‘The Man Who Loved Islands’ by D.H. Lawrence

The Man Who Loved Islands by D.H. Lawrence, 1928

The magic trick:

Giving us an anti-hero

Today begins what is kind of an odd week of stories on SSMT. We’re not doing a set of stories by a certain author of from a certain country.

Nope.

We’re doing three stories set on islands. Why? I certainly didn’t brainstorm this concept out of thin air. It just so happens that I read three stories in a row from three different collections and realized, much to my surprise, that all three were set on islands.

Strange, right?

So here we are, and here we go.

We start with a story that is not only set on an island, it’s about islands. Or at least it’s about a man who loved islands.

This story gives us a kind of anti-hero. The protagonist – aka the guy in the title who loves islands – is very, very selfish. He uses people. He hurts people.

It’s not that he’s evil. He just wants what he wants and what he wants is to not think about anybody else.

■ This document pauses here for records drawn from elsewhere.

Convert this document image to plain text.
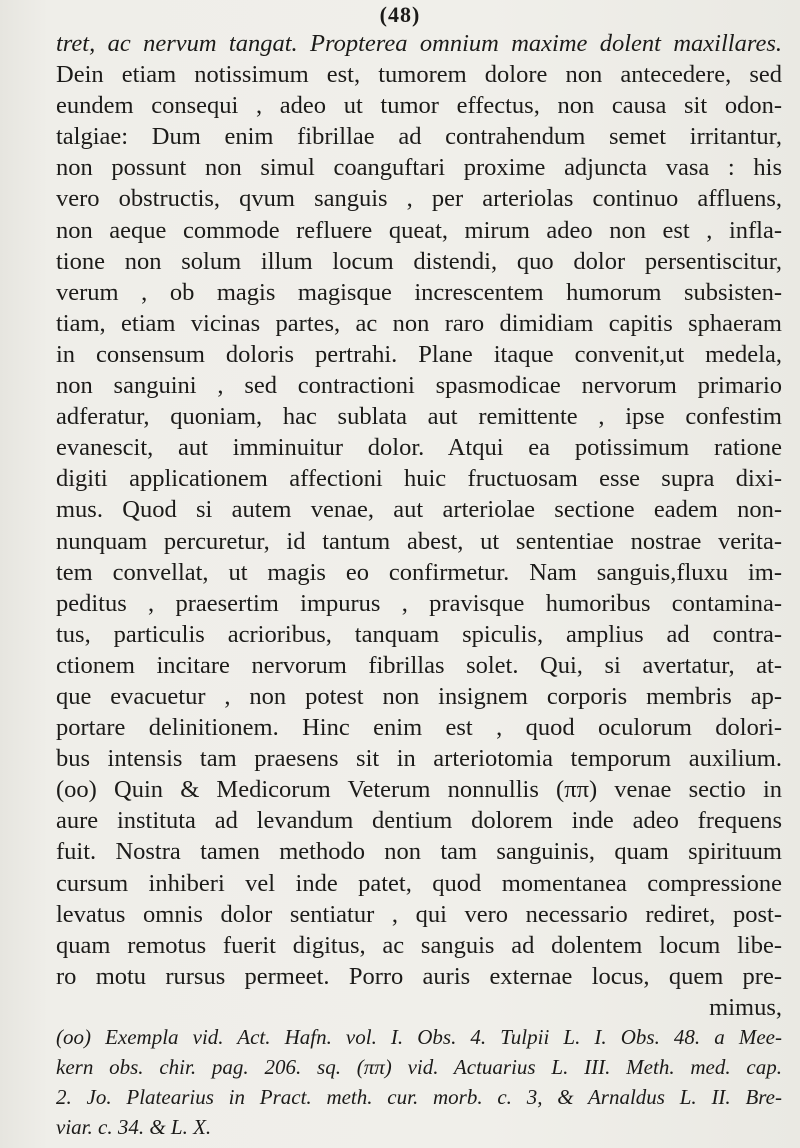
(48)
tret, ac nervum tangat. Propterea omnium maxime dolent maxillares.
Dein etiam notissimum est, tumorem dolore non antecedere, sed
eundem consequi , adeo ut tumor effectus, non causa sit odon-
talgiae: Dum enim fibrillae ad contrahendum semet irritantur,
non possunt non simul coanguftari proxime adjuncta vasa : his
vero obstructis, qvum sanguis , per arteriolas continuo affluens,
non aeque commode refluere queat, mirum adeo non est , infla-
tione non solum illum locum distendi, quo dolor persentiscitur,
verum , ob magis magisque increscentem humorum subsisten-
tiam, etiam vicinas partes, ac non raro dimidiam capitis sphaeram
in consensum doloris pertrahi. Plane itaque convenit,ut medela,
non sanguini , sed contractioni spasmodicae nervorum primario
adferatur, quoniam, hac sublata aut remittente , ipse confestim
evanescit, aut imminuitur dolor. Atqui ea potissimum ratione
digiti applicationem affectioni huic fructuosam esse supra dixi-
mus. Quod si autem venae, aut arteriolae sectione eadem non-
nunquam percuretur, id tantum abest, ut sententiae nostrae verita-
tem convellat, ut magis eo confirmetur. Nam sanguis,fluxu im-
peditus , praesertim impurus , pravisque humoribus contamina-
tus, particulis acrioribus, tanquam spiculis, amplius ad contra-
ctionem incitare nervorum fibrillas solet. Qui, si avertatur, at-
que evacuetur , non potest non insignem corporis membris ap-
portare delinitionem. Hinc enim est , quod oculorum dolori-
bus intensis tam praesens sit in arteriotomia temporum auxilium.
(oo) Quin & Medicorum Veterum nonnullis (ππ) venae sectio in
aure instituta ad levandum dentium dolorem inde adeo frequens
fuit. Nostra tamen methodo non tam sanguinis, quam spirituum
cursum inhiberi vel inde patet, quod momentanea compressione
levatus omnis dolor sentiatur , qui vero necessario rediret, post-
quam remotus fuerit digitus, ac sanguis ad dolentem locum libe-
ro motu rursus permeet. Porro auris externae locus, quem pre-
mimus,
(oo) Exempla vid. Act. Hafn. vol. I. Obs. 4. Tulpii L. I. Obs. 48. a Mee-
kern obs. chir. pag. 206. sq. (ππ) vid. Actuarius L. III. Meth. med. cap.
2. Jo. Platearius in Pract. meth. cur. morb. c. 3, & Arnaldus L. II. Bre-
viar. c. 34. & L. X.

(Is it odd that I pictured Thomas Jefferson in my mind the entire time I read this?)

Anyway, this kind of story presents an interesting scenario for the reader. On one hand, we are likely not going to sympathize with this character much. He is selfish and self-absorbed to a fault.

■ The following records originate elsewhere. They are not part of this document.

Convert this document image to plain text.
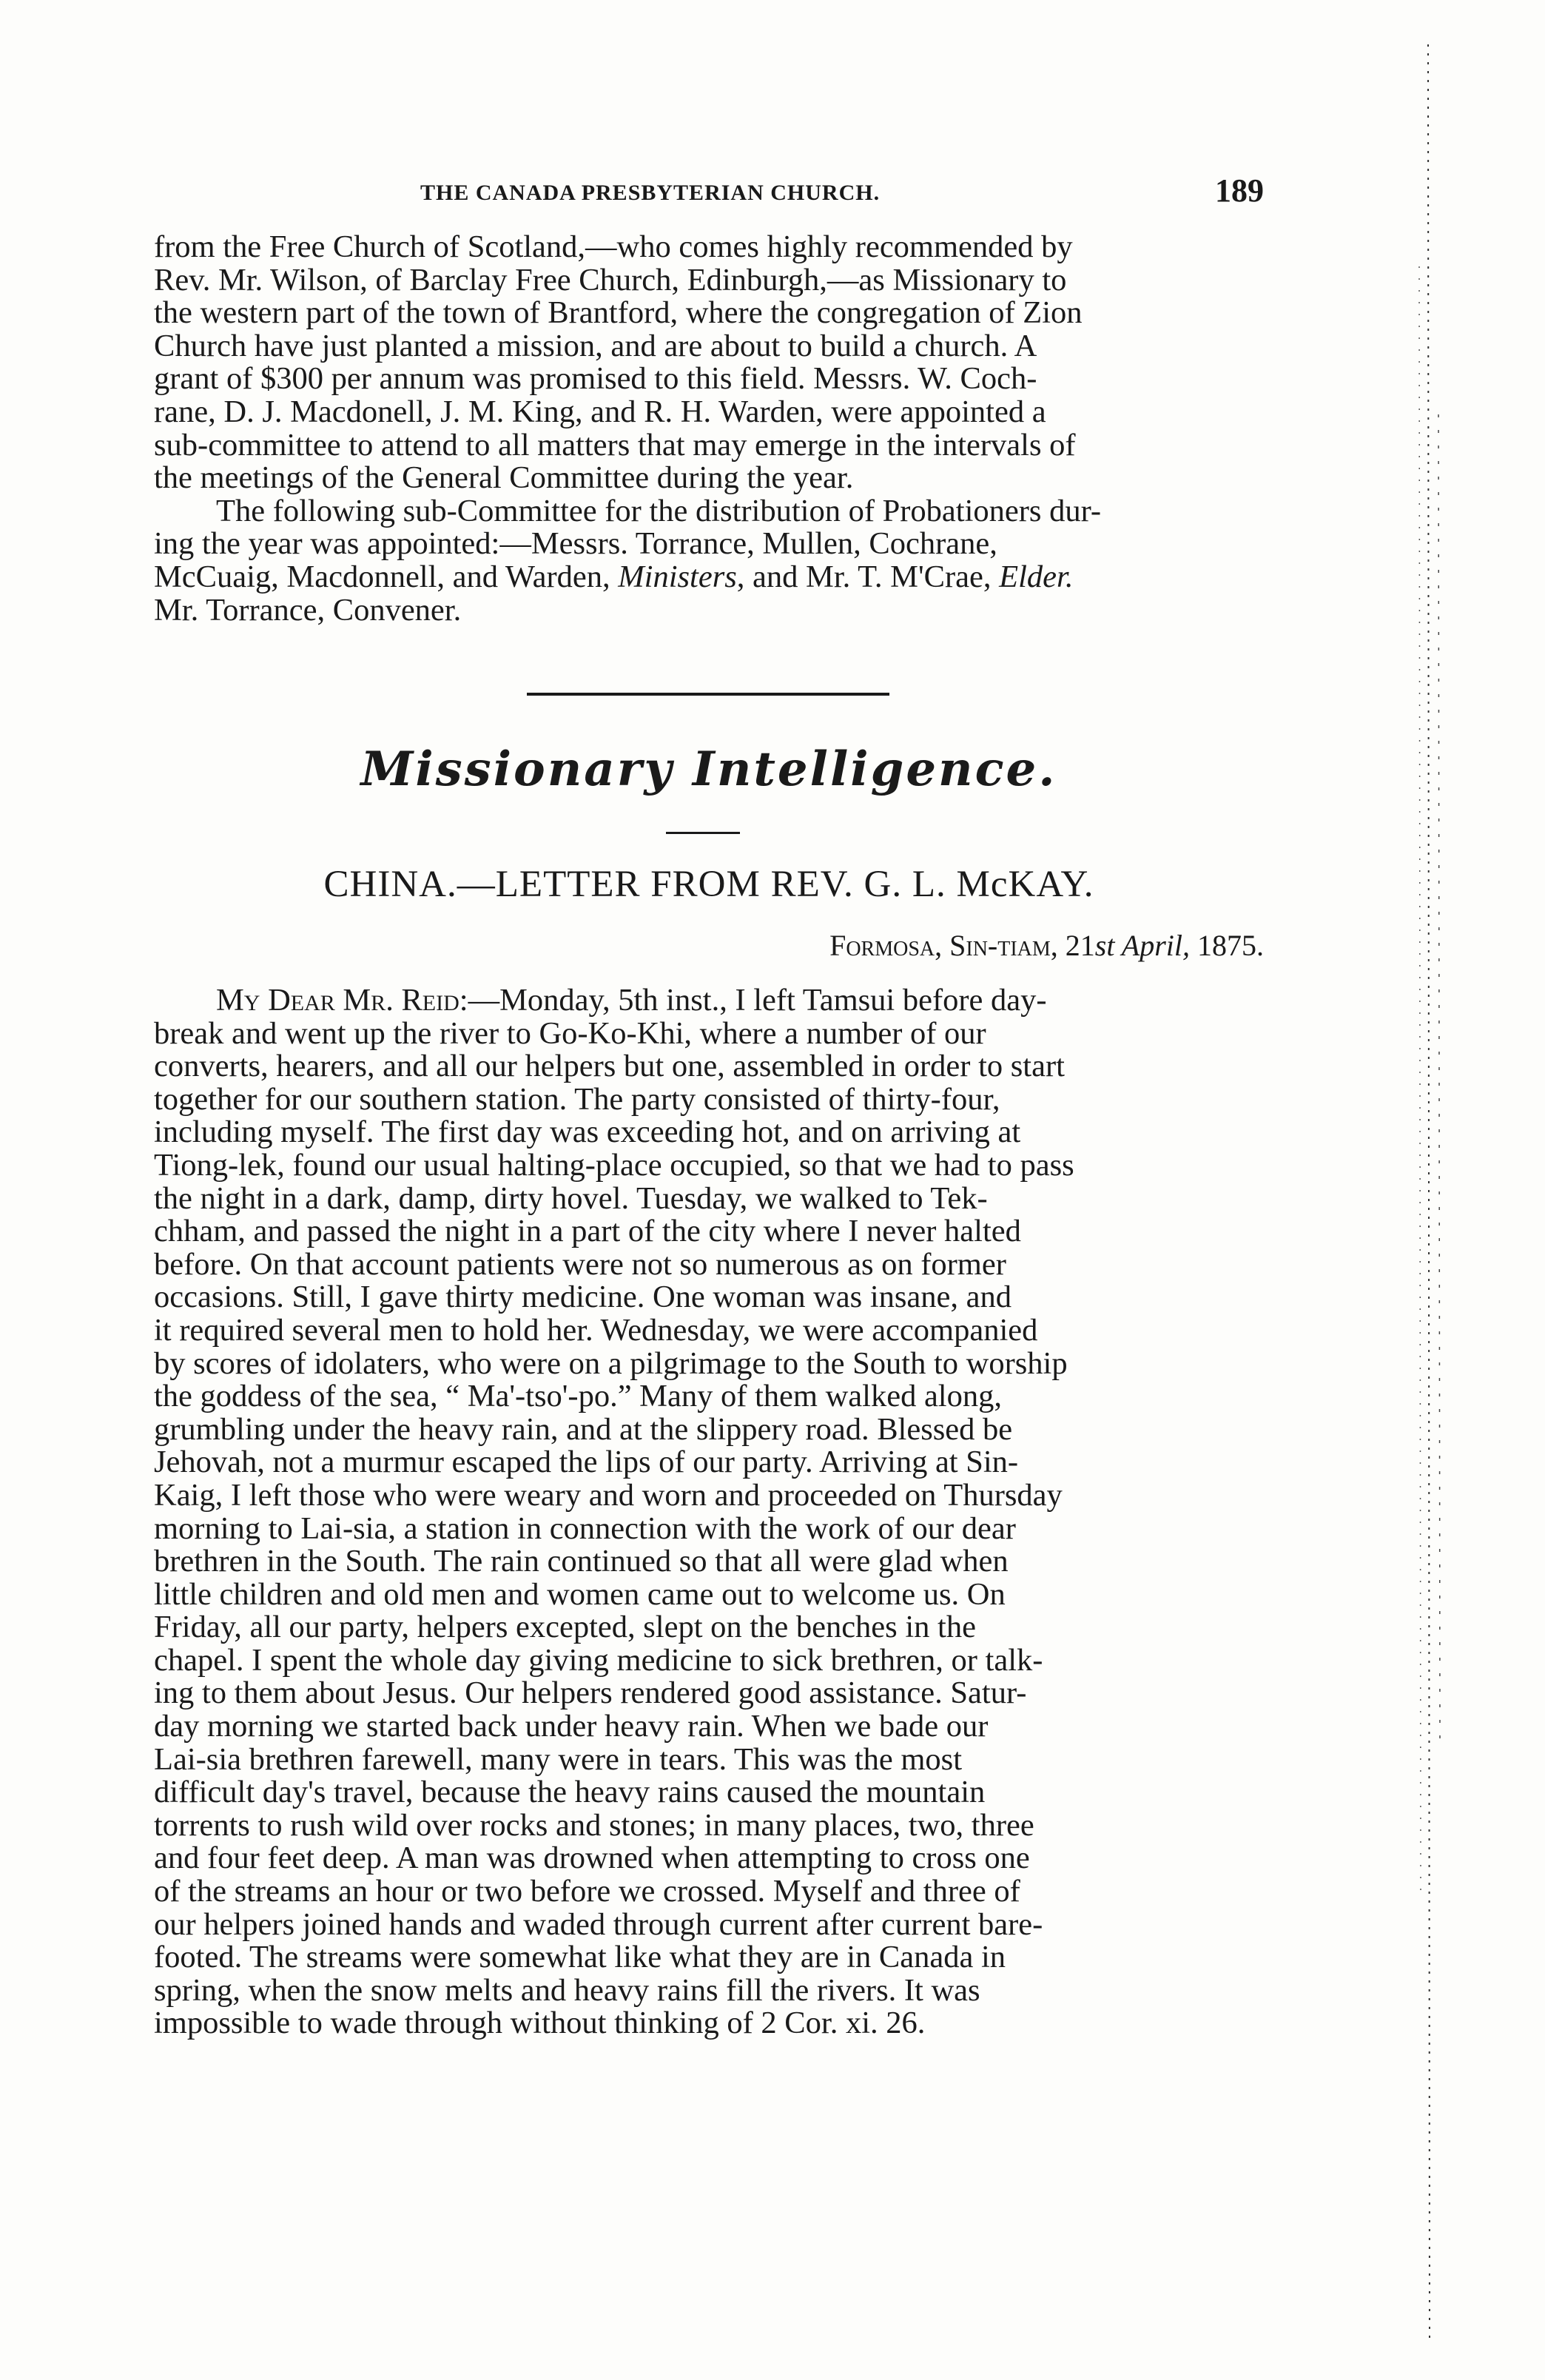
THE CANADA PRESBYTERIAN CHURCH.	189

from the Free Church of Scotland,—who comes highly recommended by
Rev. Mr. Wilson, of Barclay Free Church, Edinburgh,—as Missionary to
the western part of the town of Brantford, where the congregation of Zion
Church have just planted a mission, and are about to build a church. A
grant of $300 per annum was promised to this field. Messrs. W. Coch-
rane, D. J. Macdonell, J. M. King, and R. H. Warden, were appointed a
sub-committee to attend to all matters that may emerge in the intervals of
the meetings of the General Committee during the year.

The following sub-Committee for the distribution of Probationers dur-
ing the year was appointed:—Messrs. Torrance, Mullen, Cochrane,
McCuaig, Macdonnell, and Warden, Ministers, and Mr. T. M'Crae, Elder.
Mr. Torrance, Convener.

Missionary Intelligence.
CHINA.—LETTER FROM REV. G. L. McKAY.
Formosa, Sin-tiam, 21st April, 1875.

My Dear Mr. Reid:—Monday, 5th inst., I left Tamsui before day-
break and went up the river to Go-Ko-Khi, where a number of our
converts, hearers, and all our helpers but one, assembled in order to start
together for our southern station. The party consisted of thirty-four,
including myself. The first day was exceeding hot, and on arriving at
Tiong-lek, found our usual halting-place occupied, so that we had to pass
the night in a dark, damp, dirty hovel. Tuesday, we walked to Tek-
chham, and passed the night in a part of the city where I never halted
before. On that account patients were not so numerous as on former
occasions. Still, I gave thirty medicine. One woman was insane, and
it required several men to hold her. Wednesday, we were accompanied
by scores of idolaters, who were on a pilgrimage to the South to worship
the goddess of the sea, “ Ma'-tso'-po.” Many of them walked along,
grumbling under the heavy rain, and at the slippery road. Blessed be
Jehovah, not a murmur escaped the lips of our party. Arriving at Sin-
Kaig, I left those who were weary and worn and proceeded on Thursday
morning to Lai-sia, a station in connection with the work of our dear
brethren in the South. The rain continued so that all were glad when
little children and old men and women came out to welcome us. On
Friday, all our party, helpers excepted, slept on the benches in the
chapel. I spent the whole day giving medicine to sick brethren, or talk-
ing to them about Jesus. Our helpers rendered good assistance. Satur-
day morning we started back under heavy rain. When we bade our
Lai-sia brethren farewell, many were in tears. This was the most
difficult day's travel, because the heavy rains caused the mountain
torrents to rush wild over rocks and stones; in many places, two, three
and four feet deep. A man was drowned when attempting to cross one
of the streams an hour or two before we crossed. Myself and three of
our helpers joined hands and waded through current after current bare-
footed. The streams were somewhat like what they are in Canada in
spring, when the snow melts and heavy rains fill the rivers. It was
impossible to wade through without thinking of 2 Cor. xi. 26.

On the other hand, though, it’s not difficult at all to imagine D.H. Lawrence portraying much of himself in this character, so well does he seem to know this man and his most intricate motivations. Because it is such a well-drawn character, the reader can’t help but be intrigued and drawn in to the story.

What we wind up with is a beautiful story about an ugly character.

And that’s quite a trick on Lawrence’s part.

The selection:

Our islander was uneasy. He didn’t believe, in the daytime, in any of this nonsense. But at night it just was so. He had reduced himself to a single point in space, and, a point being that which has neither length nor breadth, he had to step off it into somewhere else. Just as you must step into the sea, if the waters wash your foothold away, so he had, at night, to step off into the otherworld of undying time.

He was uncannily aware, as he lay in the dark, that the blackthorn grove that seemed a bit uncanny even in the realm of space and day, at night was crying with old men of an invisible race, around the altar stone. What was a ruin under the hornbeam trees by day, was a moaning of bloodstained priests with crucifixes, on the ineffable night. What was a cave and hidden beach between coarse rocks, became in the invisible dark the purple-lipped imprecation of pirates.

To escape any more of this sort of awareness, our islander daily concentrated upon his material island. Why should it not be the Happy Isle at last? Why not the last small isle of the Hesperides, the perfect place, all filled with his own gracious, blossom-like spirit? A minute world of pure perfection, made by man, himself.